Many analysts say no, unless telecoms
"I've always noted that what it really takes [to drive 4G revenue] is an application that needs to consume that bandwidth," said Mike Jude, a program manager of consumer communications services at Stratecast. "Currently, I think most LTE and 3.5 [later generation, faster 3G] to 4G deployment plans depend on this notion of mobile Web access or mobile data access as being the driver.
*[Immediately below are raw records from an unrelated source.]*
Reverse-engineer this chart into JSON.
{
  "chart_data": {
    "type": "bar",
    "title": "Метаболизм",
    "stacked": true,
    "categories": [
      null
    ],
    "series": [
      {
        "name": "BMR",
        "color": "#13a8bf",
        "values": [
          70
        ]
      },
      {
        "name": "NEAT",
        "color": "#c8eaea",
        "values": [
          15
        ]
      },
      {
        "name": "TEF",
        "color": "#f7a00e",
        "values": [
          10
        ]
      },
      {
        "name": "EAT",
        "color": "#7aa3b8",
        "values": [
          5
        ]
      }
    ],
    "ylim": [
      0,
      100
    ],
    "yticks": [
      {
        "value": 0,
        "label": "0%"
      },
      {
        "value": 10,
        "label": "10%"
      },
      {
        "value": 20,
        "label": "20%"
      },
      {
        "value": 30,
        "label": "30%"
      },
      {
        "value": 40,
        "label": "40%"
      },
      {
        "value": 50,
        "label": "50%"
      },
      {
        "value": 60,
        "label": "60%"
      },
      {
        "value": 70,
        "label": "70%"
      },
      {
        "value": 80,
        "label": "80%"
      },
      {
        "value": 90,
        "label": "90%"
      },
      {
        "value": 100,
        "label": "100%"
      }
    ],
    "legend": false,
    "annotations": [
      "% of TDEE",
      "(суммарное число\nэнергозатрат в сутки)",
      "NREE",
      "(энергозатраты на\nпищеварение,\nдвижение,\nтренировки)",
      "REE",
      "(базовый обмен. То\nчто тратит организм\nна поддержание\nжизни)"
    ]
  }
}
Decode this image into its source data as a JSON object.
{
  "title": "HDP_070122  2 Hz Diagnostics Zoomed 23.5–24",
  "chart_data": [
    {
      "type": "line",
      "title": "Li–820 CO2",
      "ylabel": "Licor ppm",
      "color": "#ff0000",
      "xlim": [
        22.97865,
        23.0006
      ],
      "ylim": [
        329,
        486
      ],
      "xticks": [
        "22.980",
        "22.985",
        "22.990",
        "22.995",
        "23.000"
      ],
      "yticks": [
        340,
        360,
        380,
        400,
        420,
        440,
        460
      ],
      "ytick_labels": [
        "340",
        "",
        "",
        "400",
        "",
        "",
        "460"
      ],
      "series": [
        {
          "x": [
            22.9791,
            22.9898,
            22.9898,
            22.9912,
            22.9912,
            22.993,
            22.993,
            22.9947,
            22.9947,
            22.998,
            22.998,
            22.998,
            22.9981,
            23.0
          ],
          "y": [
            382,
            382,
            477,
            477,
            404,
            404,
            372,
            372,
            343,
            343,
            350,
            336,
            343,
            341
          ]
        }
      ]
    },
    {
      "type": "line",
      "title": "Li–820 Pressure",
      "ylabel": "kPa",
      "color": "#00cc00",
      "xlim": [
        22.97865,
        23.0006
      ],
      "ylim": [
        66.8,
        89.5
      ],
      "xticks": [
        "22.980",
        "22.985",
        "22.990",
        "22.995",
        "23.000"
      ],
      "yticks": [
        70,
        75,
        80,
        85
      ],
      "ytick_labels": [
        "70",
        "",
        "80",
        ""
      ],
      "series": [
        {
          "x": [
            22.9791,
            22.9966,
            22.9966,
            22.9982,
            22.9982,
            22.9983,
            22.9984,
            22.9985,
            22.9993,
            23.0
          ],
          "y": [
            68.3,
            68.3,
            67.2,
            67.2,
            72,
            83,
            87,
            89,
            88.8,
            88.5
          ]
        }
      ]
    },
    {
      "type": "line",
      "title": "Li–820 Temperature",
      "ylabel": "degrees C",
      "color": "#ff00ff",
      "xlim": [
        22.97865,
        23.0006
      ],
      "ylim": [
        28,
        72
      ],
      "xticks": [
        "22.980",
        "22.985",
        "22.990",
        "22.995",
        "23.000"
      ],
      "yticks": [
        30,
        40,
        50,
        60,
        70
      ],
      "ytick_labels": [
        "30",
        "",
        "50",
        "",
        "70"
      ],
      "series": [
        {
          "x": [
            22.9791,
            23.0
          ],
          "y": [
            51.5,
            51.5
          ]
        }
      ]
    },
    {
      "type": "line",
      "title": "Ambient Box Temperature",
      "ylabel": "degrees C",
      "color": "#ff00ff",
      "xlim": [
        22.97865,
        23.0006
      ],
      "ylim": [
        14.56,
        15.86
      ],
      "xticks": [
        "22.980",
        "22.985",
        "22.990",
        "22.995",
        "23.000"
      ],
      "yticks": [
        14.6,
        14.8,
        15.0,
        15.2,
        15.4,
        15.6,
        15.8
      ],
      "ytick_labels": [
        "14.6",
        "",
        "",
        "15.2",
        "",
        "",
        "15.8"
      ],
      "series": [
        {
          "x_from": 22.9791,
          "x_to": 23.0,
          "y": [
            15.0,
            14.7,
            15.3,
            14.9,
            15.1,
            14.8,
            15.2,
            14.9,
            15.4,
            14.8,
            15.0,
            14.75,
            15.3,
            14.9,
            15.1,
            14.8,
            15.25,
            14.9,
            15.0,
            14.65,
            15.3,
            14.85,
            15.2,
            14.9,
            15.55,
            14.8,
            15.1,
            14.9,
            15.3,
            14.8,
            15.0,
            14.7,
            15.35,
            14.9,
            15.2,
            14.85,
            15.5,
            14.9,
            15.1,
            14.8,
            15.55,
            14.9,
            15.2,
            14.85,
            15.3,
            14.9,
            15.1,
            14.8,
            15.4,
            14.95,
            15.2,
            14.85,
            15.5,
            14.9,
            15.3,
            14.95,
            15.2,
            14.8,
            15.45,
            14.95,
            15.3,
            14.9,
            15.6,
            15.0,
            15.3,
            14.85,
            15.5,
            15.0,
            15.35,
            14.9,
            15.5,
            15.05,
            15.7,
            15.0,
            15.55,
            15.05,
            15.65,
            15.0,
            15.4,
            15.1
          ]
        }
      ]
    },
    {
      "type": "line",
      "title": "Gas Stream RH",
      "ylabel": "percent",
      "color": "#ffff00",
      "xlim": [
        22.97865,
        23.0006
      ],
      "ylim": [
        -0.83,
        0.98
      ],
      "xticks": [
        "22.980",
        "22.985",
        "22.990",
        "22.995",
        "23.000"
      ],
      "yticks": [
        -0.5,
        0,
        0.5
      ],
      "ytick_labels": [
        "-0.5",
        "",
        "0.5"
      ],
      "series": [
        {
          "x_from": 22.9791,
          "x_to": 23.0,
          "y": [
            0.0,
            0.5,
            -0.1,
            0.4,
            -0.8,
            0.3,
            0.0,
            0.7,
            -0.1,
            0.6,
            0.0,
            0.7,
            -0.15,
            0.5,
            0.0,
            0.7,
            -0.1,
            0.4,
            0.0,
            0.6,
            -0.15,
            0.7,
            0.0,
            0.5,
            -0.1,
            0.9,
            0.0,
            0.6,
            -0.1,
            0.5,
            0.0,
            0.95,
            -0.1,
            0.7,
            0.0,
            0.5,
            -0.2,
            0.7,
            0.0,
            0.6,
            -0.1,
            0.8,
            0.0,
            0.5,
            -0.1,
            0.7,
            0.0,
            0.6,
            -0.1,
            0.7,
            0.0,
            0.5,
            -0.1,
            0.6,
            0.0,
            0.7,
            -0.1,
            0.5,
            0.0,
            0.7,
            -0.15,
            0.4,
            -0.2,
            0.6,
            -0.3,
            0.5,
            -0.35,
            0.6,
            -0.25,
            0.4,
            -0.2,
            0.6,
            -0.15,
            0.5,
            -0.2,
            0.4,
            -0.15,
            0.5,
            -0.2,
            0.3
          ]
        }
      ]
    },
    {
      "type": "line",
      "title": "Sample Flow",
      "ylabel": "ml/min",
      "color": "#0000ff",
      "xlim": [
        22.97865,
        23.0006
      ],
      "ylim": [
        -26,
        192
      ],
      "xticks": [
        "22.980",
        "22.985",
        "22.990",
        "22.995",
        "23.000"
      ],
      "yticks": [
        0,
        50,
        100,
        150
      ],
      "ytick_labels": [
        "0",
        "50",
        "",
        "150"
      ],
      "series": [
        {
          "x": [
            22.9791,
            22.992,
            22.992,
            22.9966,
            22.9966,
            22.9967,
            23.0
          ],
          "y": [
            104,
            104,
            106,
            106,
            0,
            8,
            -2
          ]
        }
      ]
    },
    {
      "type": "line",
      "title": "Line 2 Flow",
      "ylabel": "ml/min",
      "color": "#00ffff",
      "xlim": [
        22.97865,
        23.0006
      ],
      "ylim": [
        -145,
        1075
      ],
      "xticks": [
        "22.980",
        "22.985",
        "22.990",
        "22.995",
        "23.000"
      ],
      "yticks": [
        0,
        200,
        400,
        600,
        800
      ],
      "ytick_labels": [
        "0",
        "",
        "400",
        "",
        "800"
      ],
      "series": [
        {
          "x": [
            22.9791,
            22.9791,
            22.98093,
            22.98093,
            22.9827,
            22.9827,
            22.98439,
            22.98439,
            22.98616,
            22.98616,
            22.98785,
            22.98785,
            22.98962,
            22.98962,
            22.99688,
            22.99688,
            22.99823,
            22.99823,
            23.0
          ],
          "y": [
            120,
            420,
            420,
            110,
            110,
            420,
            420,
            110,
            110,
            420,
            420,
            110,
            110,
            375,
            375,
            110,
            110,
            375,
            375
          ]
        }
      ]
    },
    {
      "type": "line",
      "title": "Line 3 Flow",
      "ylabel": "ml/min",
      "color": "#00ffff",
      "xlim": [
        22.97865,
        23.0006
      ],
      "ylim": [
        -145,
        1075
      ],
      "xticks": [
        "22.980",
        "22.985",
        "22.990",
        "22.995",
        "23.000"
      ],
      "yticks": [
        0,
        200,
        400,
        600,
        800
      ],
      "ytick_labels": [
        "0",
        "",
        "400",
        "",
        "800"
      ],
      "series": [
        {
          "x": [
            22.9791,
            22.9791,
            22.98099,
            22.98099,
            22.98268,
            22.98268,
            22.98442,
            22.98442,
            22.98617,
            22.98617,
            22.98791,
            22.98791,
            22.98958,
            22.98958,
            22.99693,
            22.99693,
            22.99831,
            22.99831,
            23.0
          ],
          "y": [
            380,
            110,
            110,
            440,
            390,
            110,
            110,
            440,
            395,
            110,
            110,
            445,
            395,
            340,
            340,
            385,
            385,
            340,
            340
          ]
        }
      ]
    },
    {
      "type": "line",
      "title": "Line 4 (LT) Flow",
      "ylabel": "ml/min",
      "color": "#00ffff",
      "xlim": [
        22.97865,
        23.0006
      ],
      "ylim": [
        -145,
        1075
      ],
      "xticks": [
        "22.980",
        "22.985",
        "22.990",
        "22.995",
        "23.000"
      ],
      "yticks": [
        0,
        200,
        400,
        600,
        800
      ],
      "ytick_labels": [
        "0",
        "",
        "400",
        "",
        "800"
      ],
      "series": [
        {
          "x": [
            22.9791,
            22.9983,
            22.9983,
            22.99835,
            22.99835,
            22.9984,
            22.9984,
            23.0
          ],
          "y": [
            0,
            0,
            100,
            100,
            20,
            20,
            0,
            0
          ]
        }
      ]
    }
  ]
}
But really, if you're looking at the total population of total users of wireless, not that many of them use that much data."
And not many are currently wiling to pay much more just for that higher bandwidth.
Instead, Jude and others believe, some basic models such as the all-you-can-eat flat-rate need to be fundamentally rethought or at least subsidized with high-margin services.
"Everybody's looking for services that they can provide [for] high margin that would depend on that kind of bandwidth requirement," Jude said. "If it's a service that people want and it requires that kind of bandwidth, presumably they'd pay for that."
If wireless providers launch 4G services without a clear idea of exactly what those ARPU-driving services are, wireless providers may face the same crisis the wireline providers are facing: Plumetting revenue-per-bit even as infrastructure upgrade costs skyrocket and entrenched consumers protest any change to the revenue model status quo.
H. Paris Burstyn, a senior analyst with Ovum, said wireless carriers need to embrace the death of the minute and move past it in terms of billing.
"Carriers are ... fixated by minutes of use, and that's a terrible way to think about digital service because it's not about minutes of use, it's about megabits, and a growing quantity of data," Burstyn said. "The key is to figure out how to move the payment metric from minutes to megabits, and then tiers of service beyond that, which spills into net neutrality, and dealing with power users."
These are sensitive areas, to be sure: Time Warner Cable faced public backlash and threats of corrective legislation when it tried moving to tiered bandwidth in some test markets.
But with the wireless Internet still emerging, service providers have a chance to set, or at least shape, consumer expectations. Already, "unlimited monthly usage" plans have been almost universally capped at 5 gigabytes. Jude said that there is some time to adjust, particularly with 4G.
"We really don't have any 4G networks on the horizon yet," he said. He noted that WiMax was closer to wide deployment but was not technically approved as 4G, while current implementations of LTE also have not yet been recognized by the 3GPP as official 4G. "We currently have very capable 3G networks transitioning into 3.5G networks, and we've got a perfect opportunity to test the [economic] theories right now. If there are services that would be killer services for 4G, they can mostly be deployed on the networks we have today, enough to test whether there's an increased uptake in the services."
So far, however, a rational business plan has yet to emerge that will match the costs of 4G capital and operational expenses with revenue, Jude said.
Telecoms, long seen by analysts as innovation dinosaurs, have shown a greater willingness to experiment recently. Perhaps spurred by Sprint's successful partnership with Amazon on the WhisperNet service, which partitions Internet access on a per-book-download basis, AT&T recently partnered with Jasper Wireless to provide wireless connectivity for devices ranging from navigation systems, e-readers and mobile Internet devices to netbooks, healthcare and tracking systems, many of which might be able to tie 4G to more differentiated, less utility-like services.
Whatever the answer, it won't be found overnight.
"It's a very complex problem, and monetizing it is the big issue," Burstyn said. "Moving the consumer and the billing paradigm to something that's linked to the amount of data you use is going to be a very complicated and evolutionary step-by-step kind of thing."